Where to begin?
It is a question, no, it is the question that has plagued everyone who has ever tried to communicate, from the most brilliant writer to the first caveman who scratched up a perfectly good cave wall with messages that appeared to be insane ramblings to the rest of the tribe.
Speaking of that original set of markings, can you imagine all the information the first writer/artist wanted to convey?
- “Females are soft and warm. After you bang them over the head with a club? Not so much.”
- “Fire… good for making dead animal taste better.”
- “Fire… HOT!”
- “Beware the Kardashian tribe. Me get bad vibe from them.”
But enough about the distant past, let’s talk about recent events and how they have impacted my present… and the damage they’re going to do to my future.
First of all, I am still currently employed as a bellman. My write-up and the events that led to it are irrelevant in light of… well, you’ll soon see. Let’s just say that a really bad day effects everyone, no matter how professional they normally act, and that sometimes you run into vindictive, frigid tour guides who feel compelled to make your life a living hell even though they receive exemplary service. Long story short, I lost my temper in front of, not with, a tour guide who complained to the front desk. I was written up. My career will continue. End of story.
That story, at least.
If you’d like to read about another story, well then, you’re in the right place, friends.
You see, there was once a young man named Robert who always felt he didn’t measure up in the home improvement department… probably because he didn’t. And so, his lovely vampire-lovin’ wife, who was raised in a home of home improvement masters, did most of the heavy lifting when it came to the handyman role.
Long story short – again – Jackie has always been the one to handle the home improvements but she’s grown tired of her role and so last Thursday, while attempting to up my handyman game, I did something ridiculously stupid that I’ll be paying for, well, for the rest of my life.
Two rotten fascia boards needed to be removed from the front and side of our garage. Sounds simple enough, right? Not for me, kids. Despite the areas of rot, these suckers were nailed in tight and so, in an attempt to gain more leverage, I climbed onto a wooden sawhorse and began to bang away with a hammer.

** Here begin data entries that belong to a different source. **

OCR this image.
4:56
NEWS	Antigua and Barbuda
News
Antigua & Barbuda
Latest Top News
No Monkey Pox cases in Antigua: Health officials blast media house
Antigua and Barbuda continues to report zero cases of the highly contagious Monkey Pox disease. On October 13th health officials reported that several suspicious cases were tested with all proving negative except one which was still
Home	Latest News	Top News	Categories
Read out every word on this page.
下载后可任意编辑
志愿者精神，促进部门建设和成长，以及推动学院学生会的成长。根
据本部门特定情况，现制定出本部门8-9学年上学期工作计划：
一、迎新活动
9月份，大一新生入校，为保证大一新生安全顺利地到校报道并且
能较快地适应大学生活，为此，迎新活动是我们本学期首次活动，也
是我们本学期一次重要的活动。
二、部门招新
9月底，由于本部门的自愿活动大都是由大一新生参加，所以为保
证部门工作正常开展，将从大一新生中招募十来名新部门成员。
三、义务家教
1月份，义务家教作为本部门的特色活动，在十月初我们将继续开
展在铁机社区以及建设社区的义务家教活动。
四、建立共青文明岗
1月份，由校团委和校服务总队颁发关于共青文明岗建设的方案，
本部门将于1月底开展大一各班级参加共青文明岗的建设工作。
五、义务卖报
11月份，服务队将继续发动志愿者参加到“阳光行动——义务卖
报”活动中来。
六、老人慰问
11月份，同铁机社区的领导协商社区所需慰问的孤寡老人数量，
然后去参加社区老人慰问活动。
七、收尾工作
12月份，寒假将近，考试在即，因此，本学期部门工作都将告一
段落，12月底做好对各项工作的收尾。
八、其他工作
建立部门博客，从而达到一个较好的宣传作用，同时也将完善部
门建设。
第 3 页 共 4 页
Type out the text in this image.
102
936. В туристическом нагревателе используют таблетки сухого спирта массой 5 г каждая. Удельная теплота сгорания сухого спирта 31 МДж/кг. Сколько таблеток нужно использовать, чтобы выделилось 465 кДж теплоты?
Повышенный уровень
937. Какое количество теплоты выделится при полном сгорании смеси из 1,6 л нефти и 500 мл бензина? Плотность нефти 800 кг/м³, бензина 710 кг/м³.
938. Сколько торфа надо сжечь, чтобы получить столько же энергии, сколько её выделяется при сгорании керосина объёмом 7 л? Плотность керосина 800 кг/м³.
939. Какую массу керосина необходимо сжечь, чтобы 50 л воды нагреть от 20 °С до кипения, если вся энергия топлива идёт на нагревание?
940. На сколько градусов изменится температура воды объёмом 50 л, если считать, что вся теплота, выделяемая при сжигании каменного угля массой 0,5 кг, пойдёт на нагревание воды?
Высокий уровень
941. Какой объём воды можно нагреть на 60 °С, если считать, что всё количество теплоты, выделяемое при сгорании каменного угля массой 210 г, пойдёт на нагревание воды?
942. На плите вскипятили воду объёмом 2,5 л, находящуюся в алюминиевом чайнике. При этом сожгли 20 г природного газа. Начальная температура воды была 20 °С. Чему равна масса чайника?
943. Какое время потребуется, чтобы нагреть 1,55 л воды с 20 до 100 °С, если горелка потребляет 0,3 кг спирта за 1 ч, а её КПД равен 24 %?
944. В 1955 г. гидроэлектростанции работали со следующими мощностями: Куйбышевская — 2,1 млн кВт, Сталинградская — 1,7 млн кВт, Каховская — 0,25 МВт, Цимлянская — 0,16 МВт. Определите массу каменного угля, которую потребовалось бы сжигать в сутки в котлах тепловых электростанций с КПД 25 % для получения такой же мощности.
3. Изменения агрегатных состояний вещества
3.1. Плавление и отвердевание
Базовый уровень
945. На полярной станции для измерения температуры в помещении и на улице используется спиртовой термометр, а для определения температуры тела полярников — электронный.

And that’s where everything began to spiral out of control.
My hammer bounced back. I did the same. My left knee twisted and emitted a crack that filled the air. I fell to the ground, but even though I landed in a standing position, I continued to fall.

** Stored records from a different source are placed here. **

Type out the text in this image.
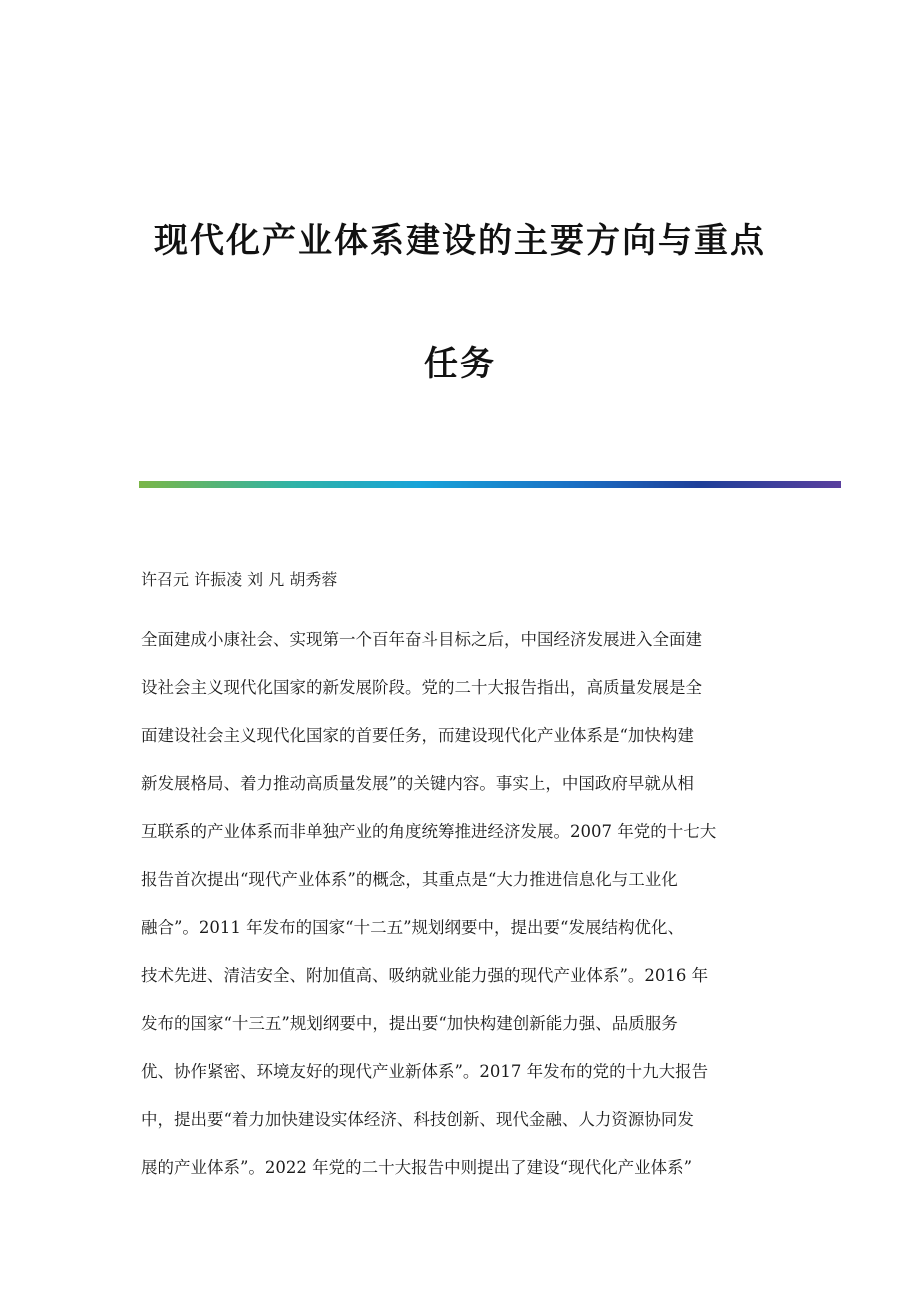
现代化产业体系建设的主要方向与重点
任务
许召元 许振凌 刘 凡 胡秀蓉
全面建成小康社会、实现第一个百年奋斗目标之后，中国经济发展进入全面建
设社会主义现代化国家的新发展阶段。党的二十大报告指出，高质量发展是全
面建设社会主义现代化国家的首要任务，而建设现代化产业体系是“加快构建
新发展格局、着力推动高质量发展”的关键内容。事实上，中国政府早就从相
互联系的产业体系而非单独产业的角度统筹推进经济发展。2007 年党的十七大
报告首次提出“现代产业体系”的概念，其重点是“大力推进信息化与工业化
融合”。2011 年发布的国家“十二五”规划纲要中，提出要“发展结构优化、
技术先进、清洁安全、附加值高、吸纳就业能力强的现代产业体系”。2016 年
发布的国家“十三五”规划纲要中，提出要“加快构建创新能力强、品质服务
优、协作紧密、环境友好的现代产业新体系”。2017 年发布的党的十九大报告
中，提出要“着力加快建设实体经济、科技创新、现代金融、人力资源协同发
展的产业体系”。2022 年党的二十大报告中则提出了建设“现代化产业体系”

The fall wasn’t the problem, though. That crack I mentioned earlier? That was part of my left knee impacting the other with enough force to cause it to fracture.
I didn’t know any of this until the next day, when my x-rays and a CT scan revealed the truth: While the damage wasn’t serious enough to warrant surgery – but just barely – it was serious enough to force me to wear a brace for two to three months. If I place more than a feather’s weight on my left leg, I’ll be placing my health in jeopardy.
Speaking of jeopardy, do you have any idea, my friends, what happens to a bellman who cannot work in the summertime? He can’t feed himself. He can’t shower properly. And worst of all, he can’t support his family.
I had a ladder readily available, but since the boards were a mere foot above my head, I felt confident the sawhorse would do the trick.
Clearly, I am a dumbass.
Now everything has changed. Jackie has had enough to deal with over the course of the last few years but my actions have compounded her misery immeasurably. For the Niagara region’s hospitality industry, summer is the most profitable time of the year. But not for me.
Right now, as I’m sitting in bed typing away, my wife, daughter, and father-in-law are hard at work cleaning his house next door, in preparation for an imminent sale – maybe. The truth is, my family’s future is uncertain, I’ve seen to that.
There is so much I want to say, so much I want to convey, but my mind is a maelstrom of regret, anger, failure and a million other emotions. I’ve said enough for now. In spite of my physical inactivity, I won’t be blogging for the foreseeable future.
I need time to heal. I’ll be returning to the orthopedic surgeon on July 9 with my super-hot, live-in, vampire-lovin’ nurse and hopefully, my patented brand of luck will bring good news. If my body heals quickly, I’ll be able to return to work sooner than expected. If not, well, I’ll survive but my leg will never be the same. For that matter, neither will my spirit.
The truth is, I feel like a complete and utter failure. Not only have I let down my family financially, I may have ruined my daughter’s summer. Sarah can’t even enjoy a good night’s sleep without the sound of her old man hobbling his way to the bathroom. The seemingly-simple act of urinating has become a major operation.
I can either crawl across the floor or I can bounce along on crutches, shattering the night’s silence with a series of metallic clicks. Either way, once I reach the toilet, the real fun begins. Pulling one’s shorts down with a brace in the way is not fun at all, kids. Once the deed is finally done, I have to pull myself up, putting further strain on my good leg, and repeat my pathetic shuffle back to bed.
But enough wallowing, my family has returned and so I must take my leave of you, for how long, I cannot say. In the meantime, thank you for your time and friendship.
Be well, and stay off those sawhorses, they’re killers.